0

0

24 Eylül 2013 Salı

A.Ş.K

Ağzından kelimeler birer birer dökülürken duyabildiğim hiçbir sözcük yoktu. Sadece ağız hareketlerini görüyordum ama zihnim söylediklerini anlamlandırıp kulaklarımı doldurmuyordu. O konuşurken yaptığım tek şey onun yüzünde gözlerimle dolaşmaktı. Fiziki olarak ona hiç dokunmamıştım. Ama gözlerim çok dokunmuştu. Bedenim değil ama ruhum onunla binlerce kez sevişmişti. Şu anda masada karşımda otururken onun yüzünün derinliklerini keşfedilmemiş bir denize inen dalgıç gibi fersah fersah araştırıyordum.
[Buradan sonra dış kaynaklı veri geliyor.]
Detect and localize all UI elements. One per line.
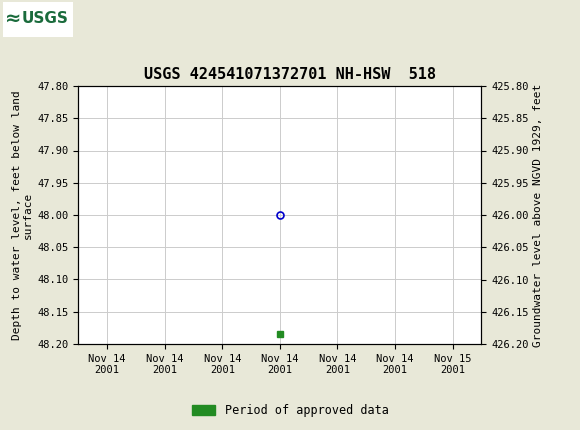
Y-axis label: Depth to water level, feet below land
surface: Depth to water level, feet below land su… xyxy=(12,90,33,340)
Text: USGS 424541071372701 NH-HSW  518: USGS 424541071372701 NH-HSW 518 xyxy=(144,67,436,82)
Text: ≈: ≈ xyxy=(5,9,21,28)
Text: USGS: USGS xyxy=(22,11,69,26)
Text: ≈USGS: ≈USGS xyxy=(5,9,70,28)
Bar xyxy=(3,2,72,37)
Legend: Period of approved data: Period of approved data xyxy=(187,399,393,422)
Y-axis label: Groundwater level above NGVD 1929, feet: Groundwater level above NGVD 1929, feet xyxy=(533,83,543,347)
Kimler dokunmuştu bu yüze ? Kimlere akmıştı o gözlerdeki sıcaklık ? Düşünürken bile kıskanıyordum … Gözlerine baktığımda yaydığı enerji ile azar azar damla damla eriyordum. 


Benim için sevmek, binlerce çakıl taşının içerisindeki kum tanesini seçebilmektir. Yüzlerce insanın içinde dahi olsa onu seçebilirim, orada olduğunun farkına varabilirim. Kalabalıkların içinde onun kokusunu içime çekebilirim. Varlığını hissettiğimde içimde gezinen sıcak kanın, yaydığım heyecanla kalbime hızla pompalanmasını, vücudumun titremesini, ayaklarımın yerden kesilmesini sağlayabilirim. Bu öyle büyük bir güç ki tek parmağımla dünyayı bile yuvarlayabilirim. Bir kişinin kalbine demir atmaya çalışmak insana nasıl böyle bir güç verir ? Neden insan tek başına iken kendini zayıf, iki kişiyken güçlü hisseder ? Tüm bu soruların cevabını bende bilmiyorum.